Here is what the Windows 10 team suggests to expect, “While we’ll do our best to align with the OS release schedule, it is possible that not every OS release will bring an updated SDK.”
When running the latest SDK and emulator in a local development environment, apps will be able to access the latest Windows capabilities and APIs available in the preview build. Each preview SDK release installs side by side of the official Windows 10 tooling for Visual Studio 2015. This provides the opportunity to install each preview release of the SDK and emulator with previously-installed SDKs and emulators on the Windows 10 SDK; allowing the ability to manage which OS version (released or preview) a developer wants to develop and test an app against.
To try out the newest features and have the latest bug fixes delivered in a Windows Insider Preview release, each release is a snapshot of work in progress, so expect functionality or APIs to be impacted and that final functionality may vary. As new releases happen, the Window’s 10 team will report which build each version works with, a change log of new APIs, major bugs fixed, and issues you can expect to encounter.

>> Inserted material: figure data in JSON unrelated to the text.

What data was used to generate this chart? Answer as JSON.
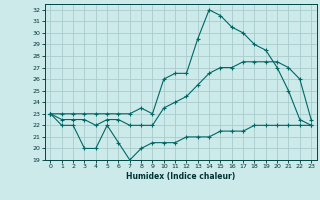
{
  "title": "",
  "xlabel": "Humidex (Indice chaleur)",
  "ylabel": "",
  "bg_color": "#cceaea",
  "grid_color": "#aacccc",
  "line_color": "#006666",
  "xlim": [
    -0.5,
    23.5
  ],
  "ylim": [
    19,
    32.5
  ],
  "yticks": [
    19,
    20,
    21,
    22,
    23,
    24,
    25,
    26,
    27,
    28,
    29,
    30,
    31,
    32
  ],
  "xticks": [
    0,
    1,
    2,
    3,
    4,
    5,
    6,
    7,
    8,
    9,
    10,
    11,
    12,
    13,
    14,
    15,
    16,
    17,
    18,
    19,
    20,
    21,
    22,
    23
  ],
  "x": [
    0,
    1,
    2,
    3,
    4,
    5,
    6,
    7,
    8,
    9,
    10,
    11,
    12,
    13,
    14,
    15,
    16,
    17,
    18,
    19,
    20,
    21,
    22,
    23
  ],
  "y_max": [
    23.0,
    23.0,
    23.0,
    23.0,
    23.0,
    23.0,
    23.0,
    23.0,
    23.5,
    23.0,
    26.0,
    26.5,
    26.5,
    29.5,
    32.0,
    31.5,
    30.5,
    30.0,
    29.0,
    28.5,
    27.0,
    25.0,
    22.5,
    22.0
  ],
  "y_mean": [
    23.0,
    22.5,
    22.5,
    22.5,
    22.0,
    22.5,
    22.5,
    22.0,
    22.0,
    22.0,
    23.5,
    24.0,
    24.5,
    25.5,
    26.5,
    27.0,
    27.0,
    27.5,
    27.5,
    27.5,
    27.5,
    27.0,
    26.0,
    22.5
  ],
  "y_min": [
    23.0,
    22.0,
    22.0,
    20.0,
    20.0,
    22.0,
    20.5,
    19.0,
    20.0,
    20.5,
    20.5,
    20.5,
    21.0,
    21.0,
    21.0,
    21.5,
    21.5,
    21.5,
    22.0,
    22.0,
    22.0,
    22.0,
    22.0,
    22.0
  ]
}
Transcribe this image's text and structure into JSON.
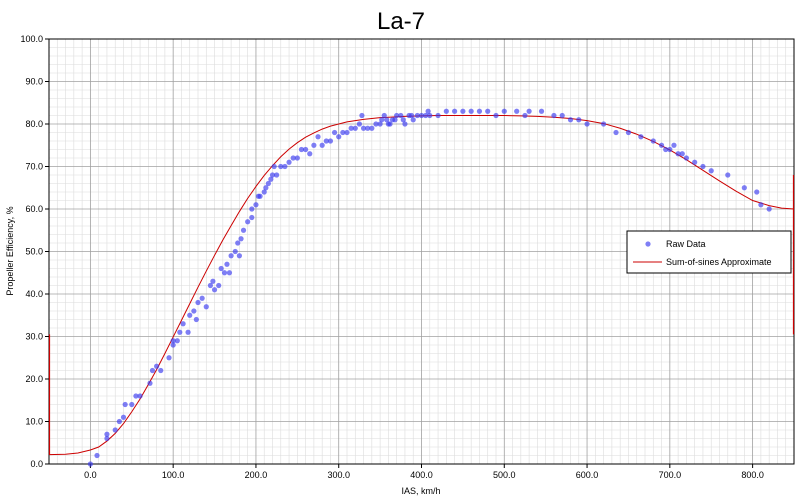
{
  "colors": {
    "points": "#3b3bf0",
    "fit_line": "#cc0000",
    "grid_major": "#a0a0a0",
    "grid_minor": "#dcdcdc",
    "axis": "#000000"
  },
  "chart_data": {
    "type": "scatter",
    "title": "La-7",
    "xlabel": "IAS, km/h",
    "ylabel": "Propeller Efficiency, %",
    "xlim": [
      -50,
      850
    ],
    "ylim": [
      0,
      100
    ],
    "grid": true,
    "legend_position": "right",
    "x_ticks": [
      "0.0",
      "100.0",
      "200.0",
      "300.0",
      "400.0",
      "500.0",
      "600.0",
      "700.0",
      "800.0"
    ],
    "y_ticks": [
      "0.0",
      "10.0",
      "20.0",
      "30.0",
      "40.0",
      "50.0",
      "60.0",
      "70.0",
      "80.0",
      "90.0",
      "100.0"
    ],
    "legend": [
      {
        "label": "Raw Data",
        "kind": "marker"
      },
      {
        "label": "Sum-of-sines Approximate",
        "kind": "line"
      }
    ],
    "series": [
      {
        "name": "Raw Data",
        "kind": "scatter",
        "points": [
          [
            0,
            0
          ],
          [
            8,
            2
          ],
          [
            20,
            6
          ],
          [
            20,
            7
          ],
          [
            30,
            8
          ],
          [
            35,
            10
          ],
          [
            40,
            11
          ],
          [
            42,
            14
          ],
          [
            50,
            14
          ],
          [
            55,
            16
          ],
          [
            60,
            16
          ],
          [
            72,
            19
          ],
          [
            75,
            22
          ],
          [
            80,
            23
          ],
          [
            85,
            22
          ],
          [
            95,
            25
          ],
          [
            100,
            28
          ],
          [
            100,
            29
          ],
          [
            105,
            29
          ],
          [
            108,
            31
          ],
          [
            112,
            33
          ],
          [
            118,
            31
          ],
          [
            120,
            35
          ],
          [
            125,
            36
          ],
          [
            128,
            34
          ],
          [
            130,
            38
          ],
          [
            135,
            39
          ],
          [
            140,
            37
          ],
          [
            145,
            42
          ],
          [
            148,
            43
          ],
          [
            150,
            41
          ],
          [
            155,
            42
          ],
          [
            158,
            46
          ],
          [
            162,
            45
          ],
          [
            165,
            47
          ],
          [
            168,
            45
          ],
          [
            170,
            49
          ],
          [
            175,
            50
          ],
          [
            178,
            52
          ],
          [
            180,
            49
          ],
          [
            182,
            53
          ],
          [
            185,
            55
          ],
          [
            190,
            57
          ],
          [
            195,
            58
          ],
          [
            195,
            60
          ],
          [
            200,
            61
          ],
          [
            203,
            63
          ],
          [
            205,
            63
          ],
          [
            210,
            64
          ],
          [
            212,
            65
          ],
          [
            215,
            66
          ],
          [
            218,
            67
          ],
          [
            220,
            68
          ],
          [
            222,
            70
          ],
          [
            225,
            68
          ],
          [
            230,
            70
          ],
          [
            235,
            70
          ],
          [
            240,
            71
          ],
          [
            245,
            72
          ],
          [
            250,
            72
          ],
          [
            255,
            74
          ],
          [
            260,
            74
          ],
          [
            265,
            73
          ],
          [
            270,
            75
          ],
          [
            275,
            77
          ],
          [
            280,
            75
          ],
          [
            285,
            76
          ],
          [
            290,
            76
          ],
          [
            295,
            78
          ],
          [
            300,
            77
          ],
          [
            305,
            78
          ],
          [
            310,
            78
          ],
          [
            315,
            79
          ],
          [
            320,
            79
          ],
          [
            325,
            80
          ],
          [
            328,
            82
          ],
          [
            330,
            79
          ],
          [
            335,
            79
          ],
          [
            340,
            79
          ],
          [
            345,
            80
          ],
          [
            350,
            80
          ],
          [
            352,
            81
          ],
          [
            355,
            82
          ],
          [
            358,
            81
          ],
          [
            360,
            80
          ],
          [
            362,
            80
          ],
          [
            365,
            81
          ],
          [
            368,
            81
          ],
          [
            370,
            82
          ],
          [
            375,
            82
          ],
          [
            378,
            81
          ],
          [
            380,
            80
          ],
          [
            385,
            82
          ],
          [
            388,
            82
          ],
          [
            390,
            81
          ],
          [
            395,
            82
          ],
          [
            400,
            82
          ],
          [
            405,
            82
          ],
          [
            408,
            83
          ],
          [
            410,
            82
          ],
          [
            420,
            82
          ],
          [
            430,
            83
          ],
          [
            440,
            83
          ],
          [
            450,
            83
          ],
          [
            460,
            83
          ],
          [
            470,
            83
          ],
          [
            480,
            83
          ],
          [
            490,
            82
          ],
          [
            500,
            83
          ],
          [
            515,
            83
          ],
          [
            525,
            82
          ],
          [
            530,
            83
          ],
          [
            545,
            83
          ],
          [
            560,
            82
          ],
          [
            570,
            82
          ],
          [
            580,
            81
          ],
          [
            590,
            81
          ],
          [
            600,
            80
          ],
          [
            620,
            80
          ],
          [
            635,
            78
          ],
          [
            650,
            78
          ],
          [
            665,
            77
          ],
          [
            680,
            76
          ],
          [
            690,
            75
          ],
          [
            695,
            74
          ],
          [
            700,
            74
          ],
          [
            705,
            75
          ],
          [
            710,
            73
          ],
          [
            715,
            73
          ],
          [
            720,
            72
          ],
          [
            730,
            71
          ],
          [
            740,
            70
          ],
          [
            750,
            69
          ],
          [
            770,
            68
          ],
          [
            790,
            65
          ],
          [
            805,
            64
          ],
          [
            810,
            61
          ],
          [
            820,
            60
          ]
        ]
      },
      {
        "name": "Sum-of-sines Approximate",
        "kind": "line",
        "points": [
          [
            -50,
            2.2
          ],
          [
            -30,
            2.3
          ],
          [
            -15,
            2.6
          ],
          [
            0,
            3.3
          ],
          [
            10,
            4
          ],
          [
            20,
            5.4
          ],
          [
            30,
            7.2
          ],
          [
            40,
            9.5
          ],
          [
            50,
            12.3
          ],
          [
            60,
            15.3
          ],
          [
            70,
            18.7
          ],
          [
            80,
            22.2
          ],
          [
            90,
            26
          ],
          [
            100,
            29.9
          ],
          [
            110,
            33.8
          ],
          [
            120,
            37.7
          ],
          [
            130,
            41.6
          ],
          [
            140,
            45.4
          ],
          [
            150,
            49.1
          ],
          [
            160,
            52.7
          ],
          [
            170,
            56.1
          ],
          [
            180,
            59.4
          ],
          [
            190,
            62.5
          ],
          [
            200,
            65.3
          ],
          [
            210,
            67.9
          ],
          [
            220,
            70.2
          ],
          [
            230,
            72.3
          ],
          [
            240,
            74.1
          ],
          [
            250,
            75.6
          ],
          [
            260,
            76.9
          ],
          [
            270,
            77.9
          ],
          [
            280,
            78.8
          ],
          [
            290,
            79.5
          ],
          [
            300,
            80
          ],
          [
            310,
            80.5
          ],
          [
            320,
            80.8
          ],
          [
            330,
            81.1
          ],
          [
            340,
            81.3
          ],
          [
            350,
            81.5
          ],
          [
            360,
            81.6
          ],
          [
            380,
            81.8
          ],
          [
            400,
            81.9
          ],
          [
            420,
            82
          ],
          [
            450,
            82
          ],
          [
            480,
            82
          ],
          [
            500,
            82
          ],
          [
            520,
            81.9
          ],
          [
            540,
            81.8
          ],
          [
            560,
            81.6
          ],
          [
            580,
            81.3
          ],
          [
            600,
            80.8
          ],
          [
            620,
            80.1
          ],
          [
            640,
            79
          ],
          [
            660,
            77.6
          ],
          [
            680,
            75.9
          ],
          [
            700,
            73.9
          ],
          [
            720,
            71.6
          ],
          [
            740,
            69.1
          ],
          [
            760,
            66.6
          ],
          [
            780,
            64.2
          ],
          [
            800,
            62
          ],
          [
            820,
            60.8
          ],
          [
            835,
            60.2
          ],
          [
            850,
            60
          ]
        ]
      }
    ]
  }
}
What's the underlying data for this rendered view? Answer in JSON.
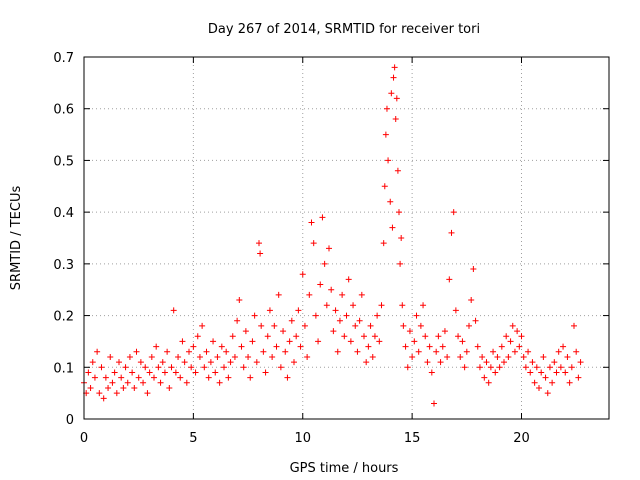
{
  "chart_data": {
    "type": "scatter",
    "title": "Day 267 of 2014, SRMTID for receiver tori",
    "xlabel": "GPS time / hours",
    "ylabel": "SRMTID / TECUs",
    "xlim": [
      0,
      24
    ],
    "ylim": [
      0,
      0.7
    ],
    "xticks": [
      0,
      5,
      10,
      15,
      20
    ],
    "yticks": [
      0,
      0.1,
      0.2,
      0.3,
      0.4,
      0.5,
      0.6,
      0.7
    ],
    "grid": true,
    "marker": "+",
    "color": "#ff0000",
    "x_range_observed": [
      0,
      22.7
    ],
    "series": [
      {
        "name": "SRMTID",
        "points": [
          [
            0.0,
            0.07
          ],
          [
            0.1,
            0.05
          ],
          [
            0.2,
            0.09
          ],
          [
            0.3,
            0.06
          ],
          [
            0.4,
            0.11
          ],
          [
            0.5,
            0.08
          ],
          [
            0.6,
            0.13
          ],
          [
            0.7,
            0.05
          ],
          [
            0.8,
            0.1
          ],
          [
            0.9,
            0.04
          ],
          [
            1.0,
            0.08
          ],
          [
            1.1,
            0.06
          ],
          [
            1.2,
            0.12
          ],
          [
            1.3,
            0.07
          ],
          [
            1.4,
            0.09
          ],
          [
            1.5,
            0.05
          ],
          [
            1.6,
            0.11
          ],
          [
            1.7,
            0.08
          ],
          [
            1.8,
            0.06
          ],
          [
            1.9,
            0.1
          ],
          [
            2.0,
            0.07
          ],
          [
            2.1,
            0.12
          ],
          [
            2.2,
            0.09
          ],
          [
            2.3,
            0.06
          ],
          [
            2.4,
            0.13
          ],
          [
            2.5,
            0.08
          ],
          [
            2.6,
            0.11
          ],
          [
            2.7,
            0.07
          ],
          [
            2.8,
            0.1
          ],
          [
            2.9,
            0.05
          ],
          [
            3.0,
            0.09
          ],
          [
            3.1,
            0.12
          ],
          [
            3.2,
            0.08
          ],
          [
            3.3,
            0.14
          ],
          [
            3.4,
            0.1
          ],
          [
            3.5,
            0.07
          ],
          [
            3.6,
            0.11
          ],
          [
            3.7,
            0.09
          ],
          [
            3.8,
            0.13
          ],
          [
            3.9,
            0.06
          ],
          [
            4.0,
            0.1
          ],
          [
            4.1,
            0.21
          ],
          [
            4.2,
            0.09
          ],
          [
            4.3,
            0.12
          ],
          [
            4.4,
            0.08
          ],
          [
            4.5,
            0.15
          ],
          [
            4.6,
            0.11
          ],
          [
            4.7,
            0.07
          ],
          [
            4.8,
            0.13
          ],
          [
            4.9,
            0.1
          ],
          [
            5.0,
            0.14
          ],
          [
            5.1,
            0.09
          ],
          [
            5.2,
            0.16
          ],
          [
            5.3,
            0.12
          ],
          [
            5.4,
            0.18
          ],
          [
            5.5,
            0.1
          ],
          [
            5.6,
            0.13
          ],
          [
            5.7,
            0.08
          ],
          [
            5.8,
            0.11
          ],
          [
            5.9,
            0.15
          ],
          [
            6.0,
            0.09
          ],
          [
            6.1,
            0.12
          ],
          [
            6.2,
            0.07
          ],
          [
            6.3,
            0.14
          ],
          [
            6.4,
            0.1
          ],
          [
            6.5,
            0.13
          ],
          [
            6.6,
            0.08
          ],
          [
            6.7,
            0.11
          ],
          [
            6.8,
            0.16
          ],
          [
            6.9,
            0.12
          ],
          [
            7.0,
            0.19
          ],
          [
            7.1,
            0.23
          ],
          [
            7.2,
            0.14
          ],
          [
            7.3,
            0.1
          ],
          [
            7.4,
            0.17
          ],
          [
            7.5,
            0.12
          ],
          [
            7.6,
            0.08
          ],
          [
            7.7,
            0.15
          ],
          [
            7.8,
            0.2
          ],
          [
            7.9,
            0.11
          ],
          [
            8.0,
            0.34
          ],
          [
            8.05,
            0.32
          ],
          [
            8.1,
            0.18
          ],
          [
            8.2,
            0.13
          ],
          [
            8.3,
            0.09
          ],
          [
            8.4,
            0.16
          ],
          [
            8.5,
            0.21
          ],
          [
            8.6,
            0.12
          ],
          [
            8.7,
            0.18
          ],
          [
            8.8,
            0.14
          ],
          [
            8.9,
            0.24
          ],
          [
            9.0,
            0.1
          ],
          [
            9.1,
            0.17
          ],
          [
            9.2,
            0.13
          ],
          [
            9.3,
            0.08
          ],
          [
            9.4,
            0.15
          ],
          [
            9.5,
            0.19
          ],
          [
            9.6,
            0.11
          ],
          [
            9.7,
            0.16
          ],
          [
            9.8,
            0.21
          ],
          [
            9.9,
            0.14
          ],
          [
            10.0,
            0.28
          ],
          [
            10.1,
            0.18
          ],
          [
            10.2,
            0.12
          ],
          [
            10.3,
            0.24
          ],
          [
            10.4,
            0.38
          ],
          [
            10.5,
            0.34
          ],
          [
            10.6,
            0.2
          ],
          [
            10.7,
            0.15
          ],
          [
            10.8,
            0.26
          ],
          [
            10.9,
            0.39
          ],
          [
            11.0,
            0.3
          ],
          [
            11.1,
            0.22
          ],
          [
            11.2,
            0.33
          ],
          [
            11.3,
            0.25
          ],
          [
            11.4,
            0.17
          ],
          [
            11.5,
            0.21
          ],
          [
            11.6,
            0.13
          ],
          [
            11.7,
            0.19
          ],
          [
            11.8,
            0.24
          ],
          [
            11.9,
            0.16
          ],
          [
            12.0,
            0.2
          ],
          [
            12.1,
            0.27
          ],
          [
            12.2,
            0.15
          ],
          [
            12.3,
            0.22
          ],
          [
            12.4,
            0.18
          ],
          [
            12.5,
            0.13
          ],
          [
            12.6,
            0.19
          ],
          [
            12.7,
            0.24
          ],
          [
            12.8,
            0.16
          ],
          [
            12.9,
            0.11
          ],
          [
            13.0,
            0.14
          ],
          [
            13.1,
            0.18
          ],
          [
            13.2,
            0.12
          ],
          [
            13.3,
            0.16
          ],
          [
            13.4,
            0.2
          ],
          [
            13.5,
            0.15
          ],
          [
            13.6,
            0.22
          ],
          [
            13.7,
            0.34
          ],
          [
            13.75,
            0.45
          ],
          [
            13.8,
            0.55
          ],
          [
            13.85,
            0.6
          ],
          [
            13.9,
            0.5
          ],
          [
            14.0,
            0.42
          ],
          [
            14.05,
            0.63
          ],
          [
            14.1,
            0.37
          ],
          [
            14.15,
            0.66
          ],
          [
            14.2,
            0.68
          ],
          [
            14.25,
            0.58
          ],
          [
            14.3,
            0.62
          ],
          [
            14.35,
            0.48
          ],
          [
            14.4,
            0.4
          ],
          [
            14.45,
            0.3
          ],
          [
            14.5,
            0.35
          ],
          [
            14.55,
            0.22
          ],
          [
            14.6,
            0.18
          ],
          [
            14.7,
            0.14
          ],
          [
            14.8,
            0.1
          ],
          [
            14.9,
            0.17
          ],
          [
            15.0,
            0.12
          ],
          [
            15.1,
            0.15
          ],
          [
            15.2,
            0.2
          ],
          [
            15.3,
            0.13
          ],
          [
            15.4,
            0.18
          ],
          [
            15.5,
            0.22
          ],
          [
            15.6,
            0.16
          ],
          [
            15.7,
            0.11
          ],
          [
            15.8,
            0.14
          ],
          [
            15.9,
            0.09
          ],
          [
            16.0,
            0.03
          ],
          [
            16.1,
            0.13
          ],
          [
            16.2,
            0.16
          ],
          [
            16.3,
            0.11
          ],
          [
            16.4,
            0.14
          ],
          [
            16.5,
            0.17
          ],
          [
            16.6,
            0.12
          ],
          [
            16.7,
            0.27
          ],
          [
            16.8,
            0.36
          ],
          [
            16.9,
            0.4
          ],
          [
            17.0,
            0.21
          ],
          [
            17.1,
            0.16
          ],
          [
            17.2,
            0.12
          ],
          [
            17.3,
            0.15
          ],
          [
            17.4,
            0.1
          ],
          [
            17.5,
            0.13
          ],
          [
            17.6,
            0.18
          ],
          [
            17.7,
            0.23
          ],
          [
            17.8,
            0.29
          ],
          [
            17.9,
            0.19
          ],
          [
            18.0,
            0.14
          ],
          [
            18.1,
            0.1
          ],
          [
            18.2,
            0.12
          ],
          [
            18.3,
            0.08
          ],
          [
            18.4,
            0.11
          ],
          [
            18.5,
            0.07
          ],
          [
            18.6,
            0.1
          ],
          [
            18.7,
            0.13
          ],
          [
            18.8,
            0.09
          ],
          [
            18.9,
            0.12
          ],
          [
            19.0,
            0.1
          ],
          [
            19.1,
            0.14
          ],
          [
            19.2,
            0.11
          ],
          [
            19.3,
            0.16
          ],
          [
            19.4,
            0.12
          ],
          [
            19.5,
            0.15
          ],
          [
            19.6,
            0.18
          ],
          [
            19.7,
            0.13
          ],
          [
            19.8,
            0.17
          ],
          [
            19.9,
            0.14
          ],
          [
            20.0,
            0.16
          ],
          [
            20.1,
            0.12
          ],
          [
            20.2,
            0.1
          ],
          [
            20.3,
            0.13
          ],
          [
            20.4,
            0.09
          ],
          [
            20.5,
            0.11
          ],
          [
            20.6,
            0.07
          ],
          [
            20.7,
            0.1
          ],
          [
            20.8,
            0.06
          ],
          [
            20.9,
            0.09
          ],
          [
            21.0,
            0.12
          ],
          [
            21.1,
            0.08
          ],
          [
            21.2,
            0.05
          ],
          [
            21.3,
            0.1
          ],
          [
            21.4,
            0.07
          ],
          [
            21.5,
            0.11
          ],
          [
            21.6,
            0.09
          ],
          [
            21.7,
            0.13
          ],
          [
            21.8,
            0.1
          ],
          [
            21.9,
            0.14
          ],
          [
            22.0,
            0.09
          ],
          [
            22.1,
            0.12
          ],
          [
            22.2,
            0.07
          ],
          [
            22.3,
            0.1
          ],
          [
            22.4,
            0.18
          ],
          [
            22.5,
            0.13
          ],
          [
            22.6,
            0.08
          ],
          [
            22.7,
            0.11
          ]
        ]
      }
    ]
  }
}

The Windows compatibility team has been looking at user telemetry and reacting to feedback from Windows Insiders to ensure that existing apps work well with Windows 10. Windows 10 is designed to run Windows 8.1 and Windows Phone 8.1 software programs. The team reports that VB6 Runtime will continue to work as well.
Developers can expect apps to continue to work on Windows and remain available in the Windows Store. The Windows 10 team suggests testing to verify apps perform as intended on Windows 10.